To qualify for this type of coverage, you must have a “High Deductible Health Plan (HDHP),” which is available from most of the large insurers, such as Anthem Blue Cross, Aetna, UnitedHealthCare, Medical Mutual, Humana, Assurant and Celtic. The HDHP must have a minimum annual deductible of $1,200 for single coverage and $2,400 for family coverage. The annual maximum out-of-pocket expense allowed is $5,950 for single HSA plans and $11,900 for family HSA plans.
Any contributions made by an employer count towards your contribution limit. 2011 contributions for Ohio HSA plans can be made until April 15, 2012. After that date, the tax deduction will count towards 2013. You are never required to make contributions at any time. Many policyholders simply utilize the negotiated network discounts to save money.
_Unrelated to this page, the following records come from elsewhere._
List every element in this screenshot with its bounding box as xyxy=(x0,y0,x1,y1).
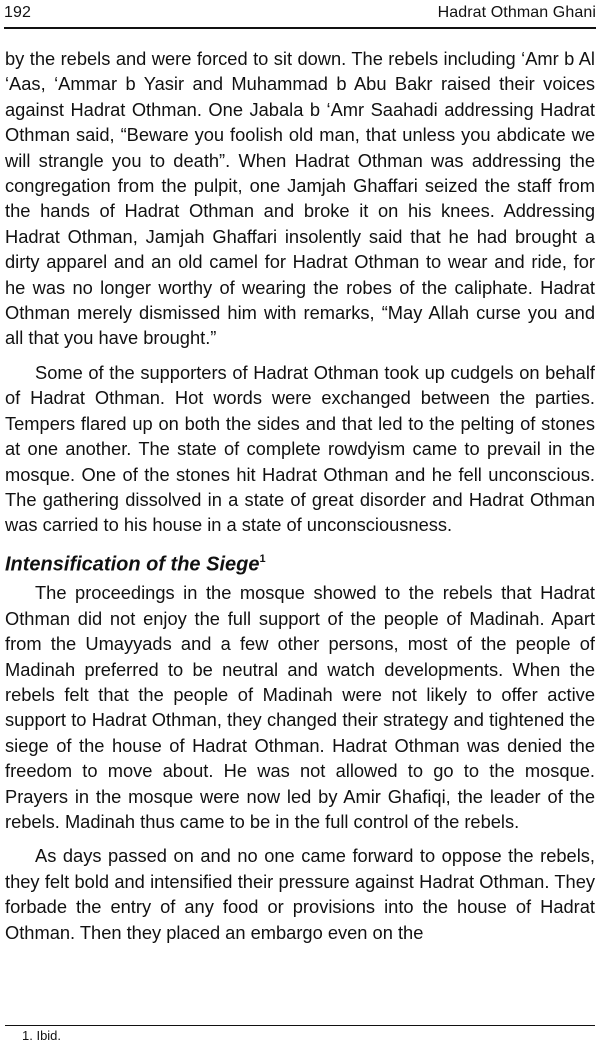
header-rule xyxy=(4,27,596,29)
paragraph: by the rebels and were forced to sit down. The rebels including ‘Amr b Al ‘Aas, ‘Ammar b Yasir and Muhammad b Abu Bakr raised their voices against Hadrat Othman. One Jabala b ‘Amr Saahadi addressing Hadrat Othman said, “Beware you foolish old man, that unless you abdicate we will strangle you to death”. When Hadrat Othman was addressing the congregation from the pulpit, one Jamjah Ghaffari seized the staff from the hands of Hadrat Othman and broke it on his knees. Addressing Hadrat Othman, Jamjah Ghaffari insolently said that he had brought a dirty apparel and an old camel for Hadrat Othman to wear and ride, for he was no longer worthy of wearing the robes of the caliphate. Hadrat Othman merely dismissed him with remarks, “May Allah curse you and all that you have brought.” xyxy=(5,48,595,349)
running-header xyxy=(4,0,596,26)
footnote: 1. Ibid. xyxy=(22,1028,62,1043)
footnote-rule xyxy=(5,1025,595,1026)
section-heading-text: Intensification of the Siege xyxy=(5,553,260,576)
paragraph: As days passed on and no one came forward to oppose the rebels, they felt bold and intensified their pressure against Hadrat Othman. They forbade the entry of any food or provisions into the house of Hadrat Othman. Then they placed an embargo even on the xyxy=(5,845,595,943)
running-title: Hadrat Othman Ghani xyxy=(437,4,596,21)
page-number: 192 xyxy=(4,4,31,21)
page-body xyxy=(5,46,595,945)
paragraph: The proceedings in the mosque showed to the rebels that Hadrat Othman did not enjoy the full support of the people of Madinah. Apart from the Umayyads and a few other persons, most of the people of Madinah preferred to be neutral and watch developments. When the rebels felt that the people of Madinah were not likely to offer active support to Hadrat Othman, they changed their strategy and tightened the siege of the house of Hadrat Othman. Hadrat Othman was denied the freedom to move about. He was not allowed to go to the mosque. Prayers in the mosque were now led by Amir Ghafiqi, the leader of the rebels. Madinah thus came to be in the full control of the rebels. xyxy=(5,582,595,833)
section-heading xyxy=(5,547,595,578)
footnote-marker: 1 xyxy=(259,552,266,565)
paragraph: Some of the supporters of Hadrat Othman took up cudgels on behalf of Hadrat Othman. Hot words were exchanged between the parties. Tempers flared up on both the sides and that led to the pelting of stones at one another. The state of complete rowdyism came to prevail in the mosque. One of the stones hit Hadrat Othman and he fell unconscious. The gathering dissolved in a state of great disorder and Hadrat Othman was carried to his house in a state of unconsciousness. xyxy=(5,361,595,536)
Alternative To Conventional Health Insurance Coverage
An Ohio HSA plan is an extremely attractive alternative to traditional health care. Rates are generally much lower than a comparable policy, and preventive benefits are provided at 100% coverage with no copays, deductibles or waiting periods. This type of coverage allows you to pay for your current medical expenses and save for future health care expenses on a tax-free basis. Of course, dental and vision expenses can also be paid out of the account.
Network-negotiated discounts (as previously mentioned) by the healthcare provider, also will reduce your out-of-pocket cost. Office visits, prescriptions, hospital expenses, lab tests and x-rays will be “repriced” to a lower amount. The savings on expensive procedures, such as an MRI, can be substantial. Also, most HSAs offer a “0% coinsurance” option that further reduces your cash outlay. And lifetime caps have been removed, so you will never have to worry about a chronic condition that continues for many years.
Is A Health Savings Account In Your Future?
We are the premier trusted resource for affordable accounts like this. We carefully review all of the available options offered by the major health insurers in the state and only recommend the specific plans that will provide the coverage you need at a rate that meets your budget concerns. In many situations, an HSA will not be suitable for you and we will explain why and also discuss alternatives. And of course, we”re located here in Ohio, unlike most other websites.
You can call or email us at any time. I also have an HSA (myself, wife and two children) and I’ll be happy to review your options and provide an unbiased recommendation.
August 2016 – We still have our HSA! The network discounts are still large. However, over-the-counter drugs and vitamins are no longer tax-deductible, which is a feature that never should have been removed, despite the government savings.